Noialtri, tuttalpiù, abbiamo il nostro nome scritto col pennarello sulla targhetta del citofono. Alessandro Starrabba Malacari ce l’ha inciso nel marmo (e in latino, Malacarius), sulla lastra a forma di mezzaluna che sovrasta il grande portone verde di Villa Malacari, a Offagna.
La villa è del seicento, pareti rossastre ricoperte d’edera, giardino all’italiana, vialetti di ghiaia e grandi alberi ombrosi. Al piano terra c’è la cantina, e al primo gli appartamenti. Li visito con Alessandro, che è arrivato strappandosi a forza da un gruppo di clienti belgi, che l’han tenuto a tavola fino alle quattro del pomeriggio. Visitiamo le stanze della villa, e tutto ha un respiro storico, i mobili e i quadri antichi, la bella biblioteca, le vecchie foto e le lettere degli antenati. Uno di questi fu triumviro della Repubblica Anconetana, e il trisnonno risalì l’Italia con Garibaldi. Quattrocento anni di storia, e tutti sulle spalle di Alessandro che, benché magro, li porta con dignità e allegria nel nuovo millennio.

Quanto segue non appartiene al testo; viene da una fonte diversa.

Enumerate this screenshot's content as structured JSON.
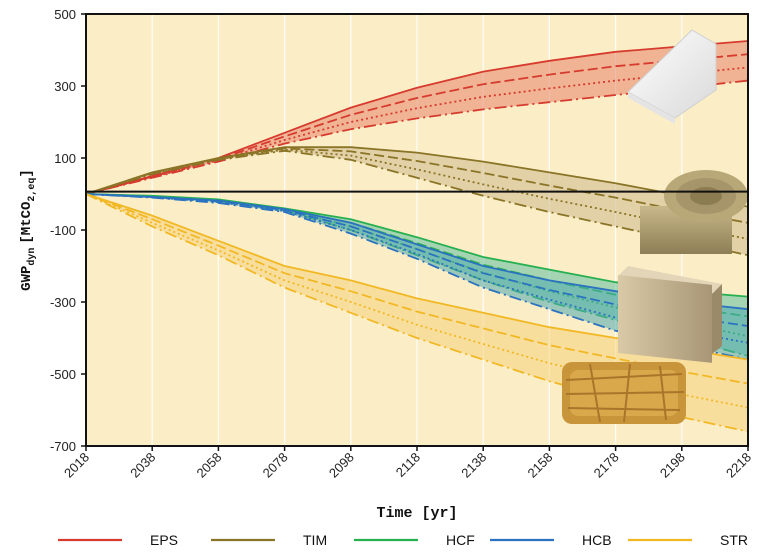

Studente a Roma, appassionato di storia, si trova a ventun anni a fronteggiare la perdita del padre, e a dover decidere del suo futuro. Scelse di tenere in vita questa realtà, accettando di cambiare completamente vita.
“Il vino era la passione di mio padre; lavorava a Roma, viaggiava molto, ma amava queste campagne, sovrintendeva a tutti i lavori qui, e non si perdeva una vendemmia. Coltiviamo diciannove ettari, e un unico vitigno, il Montepulciano. Lo produciamo in purezza, utilizzando sia le vecchie selezioni massali degli anni ’70, sia i vitigni ottenuti in collaborazione con l’Università di Milano e l’Ente di Sviluppo Marche, risalenti alla fine degli anni ’90.

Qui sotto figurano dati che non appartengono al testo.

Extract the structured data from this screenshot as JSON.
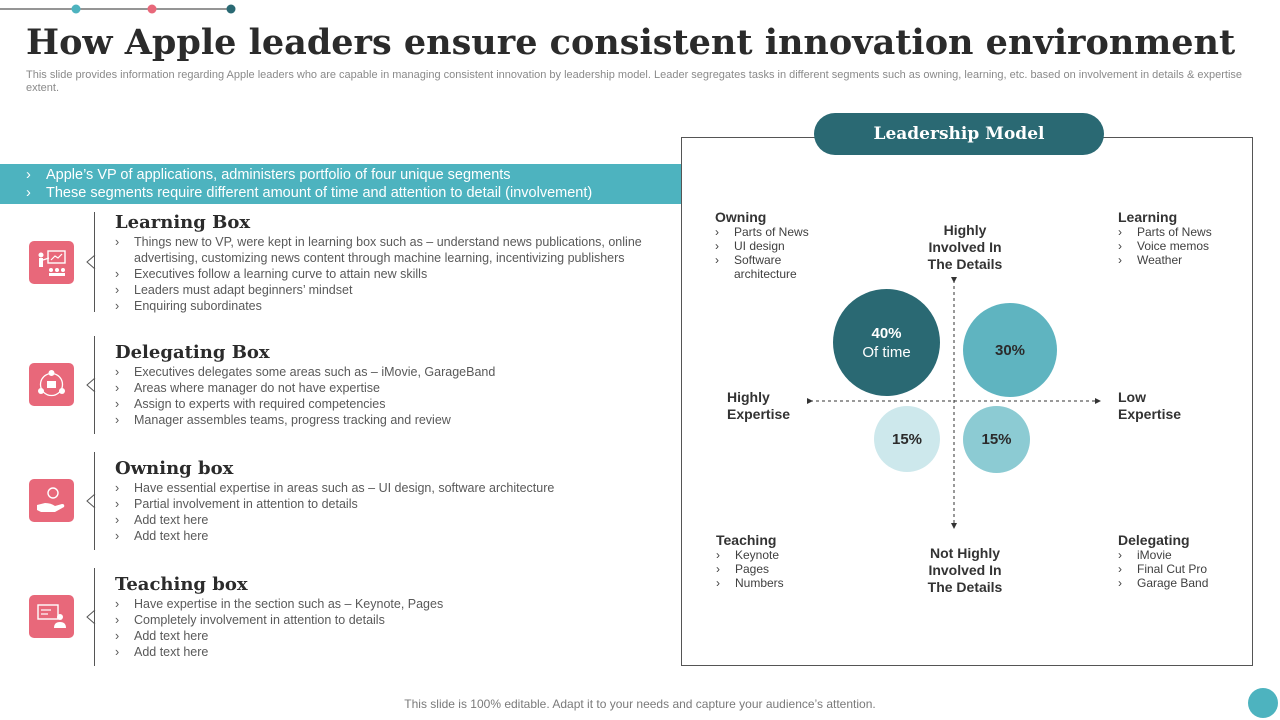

Facciamo circa 55.000 bottiglie, 45.000 sono di Rosso Conero, soltanto 5-7.000 sono Riserva, più piccole quantità di Rosato e Verdicchio. Ci tenevo ad avere il Vedicchio dei Castelli di Jesi, uno dei migliori vitigni bianchi italiani, e lo volevo Doc. Non potendo produrlo qui da me, la legislazione non me lo consente, mi sono appoggiato a un collega di Cupramontana.
Il vino più importante è una riserva, il Grigiano, e prende il nome dalla collina di produzione. 5-7000 bottiglie annuali, un’attenta selezione di uve nel vigneto, e un’ulteriore selezione in cantina, con tavolo di cernita. Quindici giorni di fermentazione in acciaio, sulle bucce, e poi due anni di affinamento in botti di rovere francese, tonneau da 500 litri.
Altro vino è il Villa Malacari, dal nome della cantina, con vigneti di 10-12 anni, un anno di affinamento in botte, ed è un Rosso Conero doc.
L’Osè è un rosato, sempre da uve Montepulciano, e il nome è un riferimento a un affresco di “Leda e il cigno” che c’è all’interno della villa, dipinto da un antenato Andrea Malacari, architetto, che decorò alcune parti della casa. L’ultimo vino si chiama Vinea Misturi, un Verdicchio. Anche questo è un vino affettivo; la famiglia di mia madre, Malacari Misturi, proviene da Jesi, e anche se oggi non abbiamo più proprietà in quella zona, ho voluto conservarne il ricordo.
Il vino perfetto? Mah, ogni volta che apro una bottiglia, ho sempre un grande timore.
È come un figlio, sono ansioso che possa piacere, ne sono orgoglioso, e ho timore di tutti i limiti che può avere. Sono conscio dell’imperfezione, che fa parte del lavoro e della vita.
Non sono vini perfetti, quelli che riusciamo a fare, quello che mi interessa è che abbiano carattere. Il maggior complimento ce lo fece qualche anno fa la guida dell’Espresso, dicendo che “Malacari produceva la miglior espressione tradizionale del Rosso Conero”. Ecco, questo è il vino che vorrei, che racconti quel tipo di vitigno, in quella vigna, in quel tipo di terreno.
Fatto con uve coltivate al meglio, omogenee e ben mature, fermentate con rispetto”.